RENUNCIÓ SECRETARIO DE DD.HH. DE MILEI

04/12/2025.- Salta al Instante.- Foto portada: Otro funcionario que se va, renunció Alberto Baños, subsecretario de Derechos Humanos del gobierno de Milei. Imagen: Archivo.
La sangría dentro del Gobierno suma un nuevo capítulo. Tras la reciente salida de la cúpula de la Secretaría de Inteligencia (SIDE), ahora se confirmó la renuncia de Alberto Baños a la Subsecretaría de Derechos Humanos (SDH). Su paso por el organismo quedó marcado por el desmantelamiento de políticas de memoria, una reducción drástica de estructura —que quedó en apenas un tercio— y una polémica intervención ante Naciones Unidas en la que relativizó los crímenes de la última dictadura.

La salida de Baños se produce en simultáneo con el desembarco de Alfredo Vítolo en la SDH, un exasesor del macrismo conocido por su prédica a favor del “perdón” a represores condenados.

Baños había llegado al cargo apadrinado por su amigo y ministro de Justicia, Mariano Cúneo Libarona. Su historial previo ya generaba cuestionamientos: como juez, no avanzó en la investigación por la desaparición del policía Arshak Karhanyan y firmó un fallo que favoreció la excarcelación del exministro de Economía de la dictadura, José Alfredo Martínez de Hoz.

Consultado por este medio, Cúneo Libarona confirmó la renuncia y elogió a Baños como un “excelente funcionario”.

Sin embargo, su gestión estuvo atravesada por despidos masivos y un fuerte clima de intervención policial: efectivos de la PFA llegaron a controlar el acceso a la sede de la SDH ubicada en el Espacio de Memoria de la exESMA. Baños, además, nunca logró completar la designación de cargos claves.

El inicio del año expuso el nivel de conflictividad interna. A través de un mensaje de WhatsApp, su secretaria anunció el cierre del Centro Cultural de la Memoria Haroldo Conti y la licencia del personal. Pese a las promesas del propio Baños, el espacio nunca reabrió. También censuró jornadas sobre políticas de memoria cuando ya habían comenzado.

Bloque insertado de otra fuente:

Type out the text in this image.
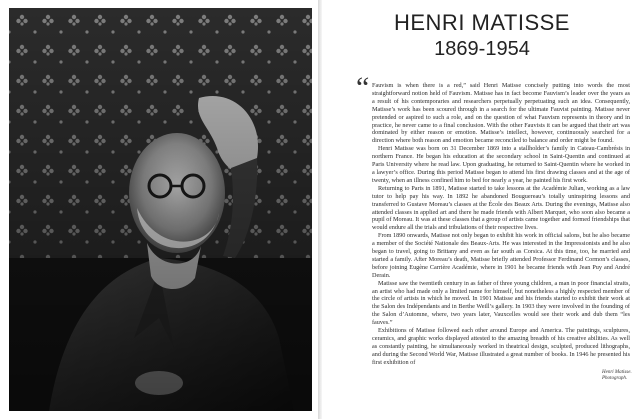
HENRI MATISSE
1869-1954
“ Fauvism is when there is a red,” said Henri Matisse concisely putting into words the most straightforward notion held of Fauvism. Matisse has in fact become Fauvism’s leader over the years as a result of his contemporaries and researchers perpetually perpetuating such an idea. Consequently, Matisse’s work has been scoured through in a search for the ultimate Fauvist painting. Matisse never pretended or aspired to such a role, and on the question of what Fauvism represents in theory and in practice, he never came to a final conclusion. With the other Fauvists it can be argued that their art was dominated by either reason or emotion. Matisse’s intellect, however, continuously searched for a direction where both reason and emotion became reconciled to balance and order might be found.

Henri Matisse was born on 31 December 1869 into a stallholder’s family in Cateau-Cambrésis in northern France. He began his education at the secondary school in Saint-Quentin and continued at Paris University where he read law. Upon graduating, he returned to Saint-Quentin where he worked in a lawyer’s office. During this period Matisse began to attend his first drawing classes and at the age of twenty, when an illness confined him to bed for nearly a year, he painted his first work.

Returning to Paris in 1891, Matisse started to take lessons at the Académie Julian, working as a law tutor to help pay his way. In 1892 he abandoned Bouguereau’s totally uninspiring lessons and transferred to Gustave Moreau’s classes at the École des Beaux Arts. During the evenings, Matisse also attended classes in applied art and there he made friends with Albert Marquet, who soon also became a pupil of Moreau. It was at these classes that a group of artists came together and formed friendships that would endure all the trials and tribulations of their respective lives.

From 1890 onwards, Matisse not only began to exhibit his work in official salons, but he also became a member of the Société Nationale des Beaux-Arts. He was interested in the Impressionists and he also began to travel, going to Brittany and even as far south as Corsica. At this time, too, he married and started a family. After Moreau’s death, Matisse briefly attended Professor Ferdinand Cormon’s classes, before joining Eugène Carrière Académie, where in 1901 he became friends with Jean Puy and André Derain.

Matisse saw the twentieth century in as father of three young children, a man in poor financial straits, an artist who had made only a limited name for himself, but nonetheless a highly respected member of the circle of artists in which he moved. In 1901 Matisse and his friends started to exhibit their work at the Salon des Indépendants and in Berthe Weill’s gallery. In 1903 they were involved in the founding of the Salon d’Automne, where, two years later, Vauxcelles would see their work and dub them “les fauves.”

Exhibitions of Matisse followed each other around Europe and America. The paintings, sculptures, ceramics, and graphic works displayed attested to the amazing breadth of his creative abilities. As well as constantly painting, he simultaneously worked in theatrical design, sculpted, produced lithographs, and during the Second World War, Matisse illustrated a great number of books. In 1946 he presented his first exhibition of

Henri Matisse.
Photograph.
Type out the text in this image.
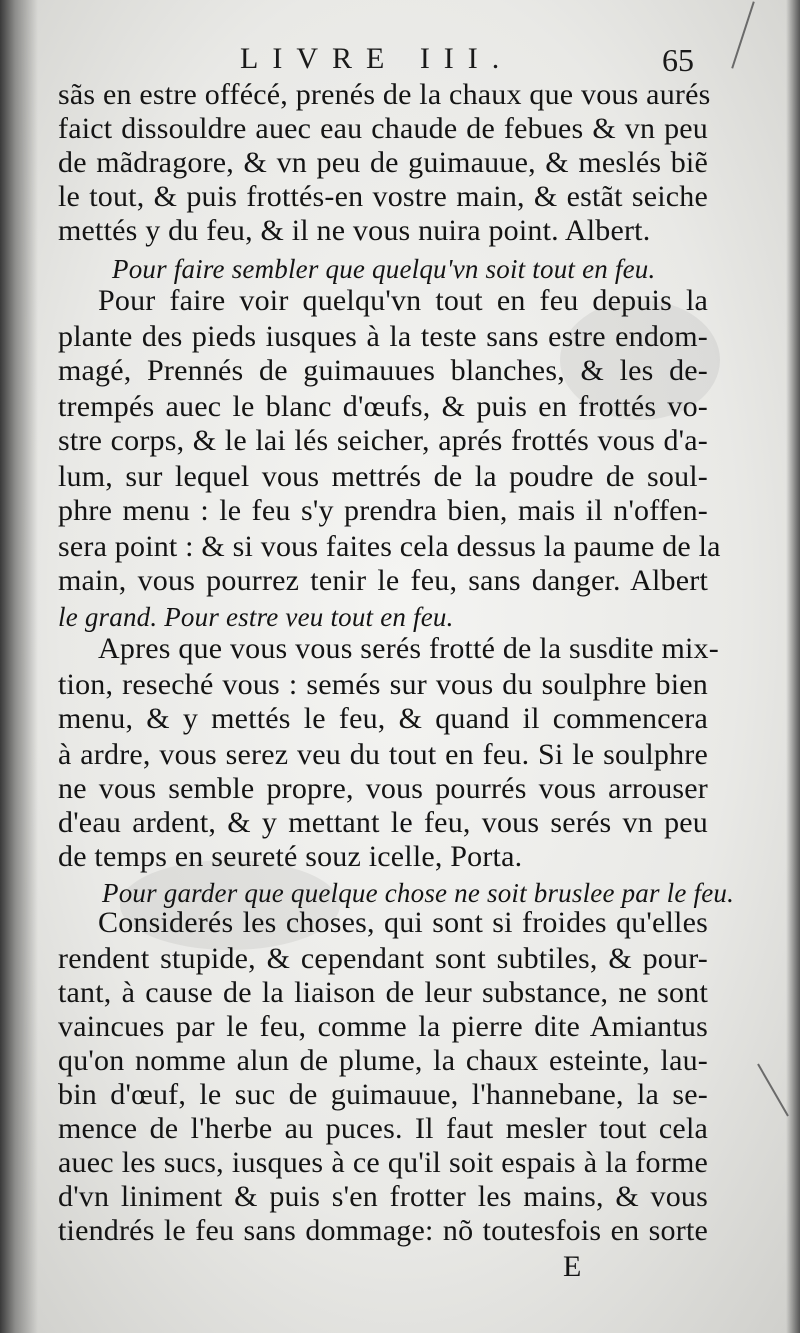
LIVRE III.	65
sãs en estre offécé, prenés de la chaux que vous aurés
faict dissouldre auec eau chaude de febues & vn peu
de mãdragore, & vn peu de guimauue, & meslés biẽ
le tout, & puis frottés-en vostre main, & estãt seiche
mettés y du feu, & il ne vous nuira point. Albert.
Pour faire sembler que quelqu'vn soit tout en feu.
Pour faire voir quelqu'vn tout en feu depuis la
plante des pieds iusques à la teste sans estre endom-
magé, Prennés de guimauues blanches, & les de-
trempés auec le blanc d'œufs, & puis en frottés vo-
stre corps, & le lai lés seicher, aprés frottés vous d'a-
lum, sur lequel vous mettrés de la poudre de soul-
phre menu : le feu s'y prendra bien, mais il n'offen-
sera point : & si vous faites cela dessus la paume de la
main, vous pourrez tenir le feu, sans danger. Albert
le grand. Pour estre veu tout en feu.
Apres que vous vous serés frotté de la susdite mix-
tion, reseché vous : semés sur vous du soulphre bien
menu, & y mettés le feu, & quand il commencera
à ardre, vous serez veu du tout en feu. Si le soulphre
ne vous semble propre, vous pourrés vous arrouser
d'eau ardent, & y mettant le feu, vous serés vn peu
de temps en seureté souz icelle, Porta.
Pour garder que quelque chose ne soit bruslee par le feu.
Considerés les choses, qui sont si froides qu'elles
rendent stupide, & cependant sont subtiles, & pour-
tant, à cause de la liaison de leur substance, ne sont
vaincues par le feu, comme la pierre dite Amiantus
qu'on nomme alun de plume, la chaux esteinte, lau-
bin d'œuf, le suc de guimauue, l'hannebane, la se-
mence de l'herbe au puces. Il faut mesler tout cela
auec les sucs, iusques à ce qu'il soit espais à la forme
d'vn liniment & puis s'en frotter les mains, & vous
tiendrés le feu sans dommage: nõ toutesfois en sorte
E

La ofensiva continuó en febrero, cuando bloqueó un recital organizado por organismos de derechos humanos en la exESMA y acudió a la Justicia para impedir actividades en El Faro, el sitio de memoria de Mar del Plata.

En el plano institucional, promovió una “solución amistosa” ante la CIDH para equiparar los crímenes de organizaciones armadas con delitos de lesa humanidad, una posición históricamente impulsada por sectores defensores de represores. También intervino en favor de los jueces trasladados por Mauricio Macri —Leopoldo Bruglia y Pablo Bertuzzi— para que conservaran sus cargos.

El golpe final llegó en mayo, cuando aceptó la degradación de la Secretaría de Derechos Humanos a Subsecretaría, una decisión que también rebajó de categoría al Museo Sitio ESMA y al Archivo Nacional de la Memoria, que quedaron bajo la órbita del CIPDH. Ese movimiento consolidó el avance del círculo cercano al asesor presidencial Santiago Caputo, particularmente de Sebastián Amerio, quien desde el inicio desplazó de hecho al ministro Cúneo Libarona.

En los últimos meses, Baños comenzó a sentir la presión directa del sector que domina el CIPDH —identificado como “las fuerzas del cielo”— y que responde al mismo esquema de poder interno.

Según reveló Página/12, el ahora exfuncionario mantenía contacto con Ricardo Saint Jean, abogado vinculado a Justicia y Concordia, y estaba al tanto de una estrategia para promover arrestos domiciliarios masivos para represores.

Su renuncia llega en un contexto de retrocesos institucionales y creciente tensión interna en el área de derechos humanos, dejando un organismo debilitado y en plena disputa de poder.